I would like to find the total line number of a text file ( > 60 GB) using the Windows command prompt.
I used:
findstr /R /N "^" file.txt | find /C ":"
But, the returned result is a negative number. Is it overflow? The file have not more than 5 billion lines. For an integer (4 Bytes), its max range is From −2,147,483,648 to 2,147,483,647. So, I need to design a script to count the number by dividing the result with 1000 ?
If yes, please help me with how to design the Windows batch file.
You could try a JScript solution. JavaScript numbers are always a 64-bit float data type, accurate up to 15 digits as integers. It'll take a while though. It takes me about 15 seconds to count the lines in a 100 meg XML file with this script.

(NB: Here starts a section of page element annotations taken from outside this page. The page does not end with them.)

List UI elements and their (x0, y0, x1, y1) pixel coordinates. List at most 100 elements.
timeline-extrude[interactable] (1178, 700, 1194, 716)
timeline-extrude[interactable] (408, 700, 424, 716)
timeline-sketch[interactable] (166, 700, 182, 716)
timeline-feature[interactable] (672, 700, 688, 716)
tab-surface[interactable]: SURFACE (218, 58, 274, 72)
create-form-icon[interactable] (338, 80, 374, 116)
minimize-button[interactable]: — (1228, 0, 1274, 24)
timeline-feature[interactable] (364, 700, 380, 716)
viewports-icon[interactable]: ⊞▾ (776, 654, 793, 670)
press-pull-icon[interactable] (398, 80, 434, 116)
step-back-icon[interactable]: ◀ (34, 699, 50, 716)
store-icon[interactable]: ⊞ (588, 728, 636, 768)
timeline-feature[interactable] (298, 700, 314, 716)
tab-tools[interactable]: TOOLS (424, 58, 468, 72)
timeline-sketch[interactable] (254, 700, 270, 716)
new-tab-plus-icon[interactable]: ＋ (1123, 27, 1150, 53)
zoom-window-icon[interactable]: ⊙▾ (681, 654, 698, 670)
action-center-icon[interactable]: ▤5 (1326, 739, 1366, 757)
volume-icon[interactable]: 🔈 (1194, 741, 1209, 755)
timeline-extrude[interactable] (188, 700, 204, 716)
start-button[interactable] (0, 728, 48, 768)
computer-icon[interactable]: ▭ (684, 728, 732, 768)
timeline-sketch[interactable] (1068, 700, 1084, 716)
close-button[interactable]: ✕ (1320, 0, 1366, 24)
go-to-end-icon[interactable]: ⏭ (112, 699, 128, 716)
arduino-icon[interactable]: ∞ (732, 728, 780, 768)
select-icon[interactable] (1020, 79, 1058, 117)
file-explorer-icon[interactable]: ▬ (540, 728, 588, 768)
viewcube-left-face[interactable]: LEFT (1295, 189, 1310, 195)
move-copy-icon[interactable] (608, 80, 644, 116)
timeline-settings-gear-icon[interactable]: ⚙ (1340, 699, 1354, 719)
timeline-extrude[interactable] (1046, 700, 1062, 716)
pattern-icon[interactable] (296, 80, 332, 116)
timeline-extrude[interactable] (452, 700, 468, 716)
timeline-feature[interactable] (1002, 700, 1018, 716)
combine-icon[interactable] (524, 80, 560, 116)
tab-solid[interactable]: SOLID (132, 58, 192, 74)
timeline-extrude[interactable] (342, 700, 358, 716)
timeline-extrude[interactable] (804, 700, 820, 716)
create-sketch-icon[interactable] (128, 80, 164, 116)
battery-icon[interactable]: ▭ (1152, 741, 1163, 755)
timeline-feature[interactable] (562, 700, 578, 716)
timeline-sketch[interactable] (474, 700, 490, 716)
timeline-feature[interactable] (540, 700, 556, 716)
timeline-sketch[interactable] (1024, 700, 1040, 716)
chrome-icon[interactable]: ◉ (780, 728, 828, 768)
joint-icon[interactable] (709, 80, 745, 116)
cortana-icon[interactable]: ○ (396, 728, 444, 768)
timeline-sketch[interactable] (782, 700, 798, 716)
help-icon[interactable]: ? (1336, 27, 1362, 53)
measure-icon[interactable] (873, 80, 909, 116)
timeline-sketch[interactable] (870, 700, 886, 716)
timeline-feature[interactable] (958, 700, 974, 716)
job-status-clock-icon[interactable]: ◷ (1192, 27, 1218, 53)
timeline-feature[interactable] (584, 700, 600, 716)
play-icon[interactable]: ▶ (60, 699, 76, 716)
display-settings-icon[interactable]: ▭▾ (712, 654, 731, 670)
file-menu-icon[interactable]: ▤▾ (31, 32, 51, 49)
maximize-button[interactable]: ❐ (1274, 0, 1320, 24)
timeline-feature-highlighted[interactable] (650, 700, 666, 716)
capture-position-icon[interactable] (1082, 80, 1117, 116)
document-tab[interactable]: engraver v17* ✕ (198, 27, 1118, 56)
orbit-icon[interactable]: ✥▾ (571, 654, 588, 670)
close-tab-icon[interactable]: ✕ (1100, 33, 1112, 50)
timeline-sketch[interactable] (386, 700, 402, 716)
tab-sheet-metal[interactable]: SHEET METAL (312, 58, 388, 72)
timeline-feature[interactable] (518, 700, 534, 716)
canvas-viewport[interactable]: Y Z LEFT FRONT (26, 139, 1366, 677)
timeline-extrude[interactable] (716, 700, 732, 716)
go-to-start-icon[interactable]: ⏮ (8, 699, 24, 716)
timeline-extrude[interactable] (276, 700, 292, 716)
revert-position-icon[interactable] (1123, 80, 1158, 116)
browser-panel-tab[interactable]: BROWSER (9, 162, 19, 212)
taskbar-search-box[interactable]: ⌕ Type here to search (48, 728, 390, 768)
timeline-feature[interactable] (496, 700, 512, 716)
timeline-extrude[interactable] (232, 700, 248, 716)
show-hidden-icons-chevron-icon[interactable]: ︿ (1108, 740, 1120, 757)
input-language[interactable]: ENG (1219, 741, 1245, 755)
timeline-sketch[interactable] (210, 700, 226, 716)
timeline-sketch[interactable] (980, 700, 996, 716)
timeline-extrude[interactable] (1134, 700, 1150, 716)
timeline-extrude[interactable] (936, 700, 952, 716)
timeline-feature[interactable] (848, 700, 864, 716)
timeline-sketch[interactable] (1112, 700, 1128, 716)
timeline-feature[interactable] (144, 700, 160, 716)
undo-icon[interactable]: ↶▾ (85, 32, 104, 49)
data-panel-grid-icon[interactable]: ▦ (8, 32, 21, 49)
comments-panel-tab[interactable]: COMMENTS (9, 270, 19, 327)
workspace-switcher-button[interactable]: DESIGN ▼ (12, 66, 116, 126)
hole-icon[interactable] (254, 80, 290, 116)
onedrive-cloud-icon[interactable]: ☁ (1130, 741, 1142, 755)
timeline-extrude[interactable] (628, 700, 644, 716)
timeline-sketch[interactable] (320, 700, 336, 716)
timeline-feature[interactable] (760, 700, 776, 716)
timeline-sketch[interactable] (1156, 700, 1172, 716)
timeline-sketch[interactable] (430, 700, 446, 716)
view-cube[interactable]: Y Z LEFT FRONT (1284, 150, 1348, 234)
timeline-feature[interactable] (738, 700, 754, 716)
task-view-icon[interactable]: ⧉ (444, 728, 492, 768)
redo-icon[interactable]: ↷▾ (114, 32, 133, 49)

Edit: Since the float datatype wasn't large enough, I modified the script to use an array as a counter, then output the result as a joined string. As long as fso.OpenTextFile().SkipLine()
doesn't choke (for which there is no solution but to try a different language, maybe Python or Perl?), this should work, and hopefully it won't be too expensive a hit on performance. I tested it on a 4.3 gig ISO file and it took about 8 minutes.
@if (@a==@b) @end /*
:: countlines.bat
:: usage: countlines.bat filetocount.log
:: batch portion does nothing remarkable
:: but relaunches itself with jscript interpreter
@echo off
cscript /nologo /e:jscript "%~f0" "%~f1"
goto :EOF
:: end of batch / begin JScript */
var fso, f, file = WSH.Arguments(0), longVal = [0],
ForReading = 1, ForWriting = 2, b4 = new Date();
// inherits global array longVal[]
// increments each element from right to left
function inc() {
for (var i=longVal.length - 1; i>=0; i--) {
if (++longVal[i] == 10) {
longVal[i] = 0;
if (!i) {
longVal.splice(0, 0, 0);
i++;
}
continue;
}
else break;
}
}
fso = new ActiveXObject("Scripting.FileSystemObject");
f = fso.OpenTextFile(file, ForReading);
while (!f.AtEndOfStream) {
f.SkipLine();
inc();
}
WSH.Echo(longVal.join(''));
f.Close();
var stopwatch = 'Line count completed in ' + ((new Date() - b4) / 1000.0) + 's';
WSH.StdErr.WriteLine(stopwatch);